EE – Tradicionalmente considera-se que as elites são aqueles sectores da população que reúnem maiores volumes de riqueza, prestígio e poder. Mais modernamente a análise sociológica considera três critérios principais para aferir o status dos indivíduos: a actividade profissional; o nível educacional; e o rendimento/ propriedade. É claro que cada um destes recursos pode combinar-se de forma variada, o que, de resto, é em si mesmo um critério a ter em conta na análise da estratificação social. Ou seja, pode dizer-se que se alguém (algum grupo ou família, por exemplo) possui volumes muito elevados de todos aqueles recursos, se insere em princípio no topo da pirâmide social. Neste caso haveria uma coerência entre os diferentes indicadores de status.
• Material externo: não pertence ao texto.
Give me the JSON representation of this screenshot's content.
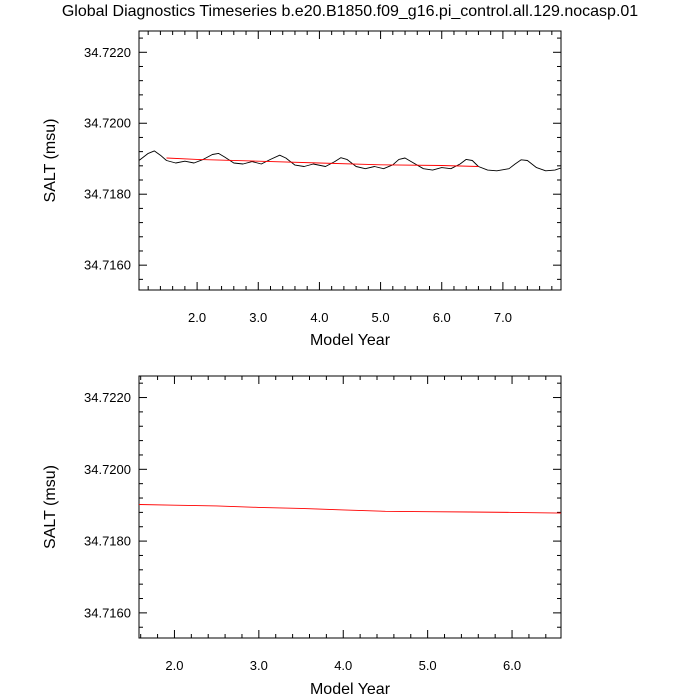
{
  "title": "Global Diagnostics Timeseries b.e20.B1850.f09_g16.pi_control.all.129.nocasp.01",
  "chart_data": [
    {
      "type": "line",
      "xlabel": "Model Year",
      "ylabel": "SALT (msu)",
      "xlim": [
        1.05,
        7.95
      ],
      "ylim": [
        34.7153,
        34.7226
      ],
      "x_ticks": [
        2.0,
        3.0,
        4.0,
        5.0,
        6.0,
        7.0
      ],
      "x_tick_labels": [
        "2.0",
        "3.0",
        "4.0",
        "5.0",
        "6.0",
        "7.0"
      ],
      "y_ticks": [
        34.716,
        34.718,
        34.72,
        34.722
      ],
      "y_tick_labels": [
        "34.7160",
        "34.7180",
        "34.7200",
        "34.7220"
      ],
      "grid": false,
      "series": [
        {
          "color": "#000000",
          "x": [
            1.05,
            1.2,
            1.3,
            1.4,
            1.5,
            1.65,
            1.8,
            1.95,
            2.1,
            2.25,
            2.35,
            2.45,
            2.6,
            2.75,
            2.9,
            3.05,
            3.2,
            3.35,
            3.45,
            3.6,
            3.75,
            3.9,
            4.1,
            4.25,
            4.35,
            4.45,
            4.6,
            4.75,
            4.9,
            5.05,
            5.2,
            5.3,
            5.4,
            5.5,
            5.7,
            5.85,
            6.0,
            6.15,
            6.3,
            6.4,
            6.5,
            6.6,
            6.75,
            6.9,
            7.1,
            7.2,
            7.3,
            7.4,
            7.55,
            7.7,
            7.85,
            7.95
          ],
          "y": [
            34.71895,
            34.71915,
            34.71922,
            34.7191,
            34.71895,
            34.71888,
            34.71893,
            34.71888,
            34.71898,
            34.71912,
            34.71915,
            34.71905,
            34.71888,
            34.71885,
            34.71892,
            34.71885,
            34.71898,
            34.7191,
            34.71902,
            34.71882,
            34.71878,
            34.71885,
            34.71878,
            34.71892,
            34.71903,
            34.71898,
            34.71878,
            34.71872,
            34.71878,
            34.71872,
            34.71883,
            34.71898,
            34.71902,
            34.71892,
            34.71872,
            34.71868,
            34.71875,
            34.71872,
            34.71885,
            34.71898,
            34.71895,
            34.71878,
            34.71868,
            34.71866,
            34.71872,
            34.71885,
            34.71897,
            34.71895,
            34.71875,
            34.71866,
            34.71868,
            34.71874
          ]
        },
        {
          "color": "#ff0000",
          "x": [
            1.5,
            2.0,
            3.0,
            4.0,
            5.0,
            6.0,
            6.6
          ],
          "y": [
            34.71902,
            34.71898,
            34.71893,
            34.71888,
            34.71883,
            34.71881,
            34.71878
          ]
        }
      ]
    },
    {
      "type": "line",
      "xlabel": "Model Year",
      "ylabel": "SALT (msu)",
      "xlim": [
        1.58,
        6.58
      ],
      "ylim": [
        34.7153,
        34.7226
      ],
      "x_ticks": [
        2.0,
        3.0,
        4.0,
        5.0,
        6.0
      ],
      "x_tick_labels": [
        "2.0",
        "3.0",
        "4.0",
        "5.0",
        "6.0"
      ],
      "y_ticks": [
        34.716,
        34.718,
        34.72,
        34.722
      ],
      "y_tick_labels": [
        "34.7160",
        "34.7180",
        "34.7200",
        "34.7220"
      ],
      "grid": false,
      "series": [
        {
          "color": "#ff0000",
          "x": [
            1.58,
            2.0,
            2.5,
            3.0,
            3.5,
            4.0,
            4.5,
            5.0,
            5.5,
            6.0,
            6.58
          ],
          "y": [
            34.71902,
            34.719,
            34.71898,
            34.71894,
            34.71891,
            34.71887,
            34.71883,
            34.71882,
            34.71881,
            34.7188,
            34.71878
          ]
        }
      ]
    }
  ]
}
Se, pelo contrário, nos referimos a sectores que possuem, por exemplo, elevada riqueza económica mas fracos recursos culturais ou educacionais, pode dizer-se que se encontram numa situação de "inconsistência de status". Os chamados "novos ricos" são um exemplo típico dessa situação, mas pode ocorrer a situação inversa, como aconteceu, por exemplo, com alguns sectores da nobreza empobrecida e decadente, isto é, famílias que mantiveram os seus títulos nobiliárquicos mas com o avanço do capitalismo perderam progressivamente poder económico e influência política. Desde que estes assuntos se tornaram objecto de estudo pelas ciências sociais (séc. XIX) também se tornou comum distinguir diferentes tipos de elites: culturais, políticas, económicas, militares, religiosas, etc., sendo que, segundo as teorias das elites, tendo todas elas em comum um elevado prestígio, bem como a proximidade do poder e dos centros de decisão, tendem a proteger-se e a estabelecer laços entre si, frequentando os mesmos meios e criando, por assim dizer, grupos de status comuns. A elite social reunirá, portanto, os vários tipos de "capital" (citando o sociólogo francês Pierre Bourdieu), tais como meios económicos, recursos culturais e educacionais, mas também aquilo que podemos chamar de "capital social", ou seja, as redes de amigos e contactos pessoais e familiares que cada um possui.
Para responder mais directamente à sua pergunta, as elites portuguesas hoje certamente que integram membros ou herdeiros daquelas camadas (aristocracia e burguesia), mas a esses juntam-se os segmentos de topo dos sectores de actividade que acabei de referir. Uma vez mais, importa sublinhar que não chega possuir apenas um dado tipo de bem ou recurso para se pertencer à elite. Para alguns sectores sociais que preservaram a aura de prestígio de outras épocas – o nome da família, por exemplo – esse tipo de vínculo à aristocracia ou nobreza é importante, mas numa sociedade largamente comandada pelo princípio do mercado tais títulos só têm verdadeiro relevo e reconhecimento se ao mesmo preservarem ou reforçaram o seu património e a sua riqueza. Por outro lado, nas últimas décadas, desde os anos setenta do último século, em Portugal houve uma alteração das elites económicas, em que as poucas famílias ricas e poderosas de há trinta anos (os Mello, os Espírito Santo, os Champalimaud, etc.) foram ultrapassadas, pelo menos em protagonismo e influência, pelos novos empresários como Belmiro de Azevedo, Américo Amorim e poucos mais, que figuram hoje entre os mais ricos. No entanto, é preciso não esquecer que as elites "culturais", profissionais e políticas, até pela facilidade de aproximação ao poder económico, constituem segmentos de "classe alta" que também integram as elites actuais. Assim, os criadores culturais, os escritores e artistas; os gestores de topo e os cientistas de renome; os protagonistas que pontuam na comunicação social; ou os responsáveis institucionais e personalidades do campo político integram igualmente a elite e têm, portanto, acesso a penetrar nos espaços de exclusividade dos grupos privilegiados.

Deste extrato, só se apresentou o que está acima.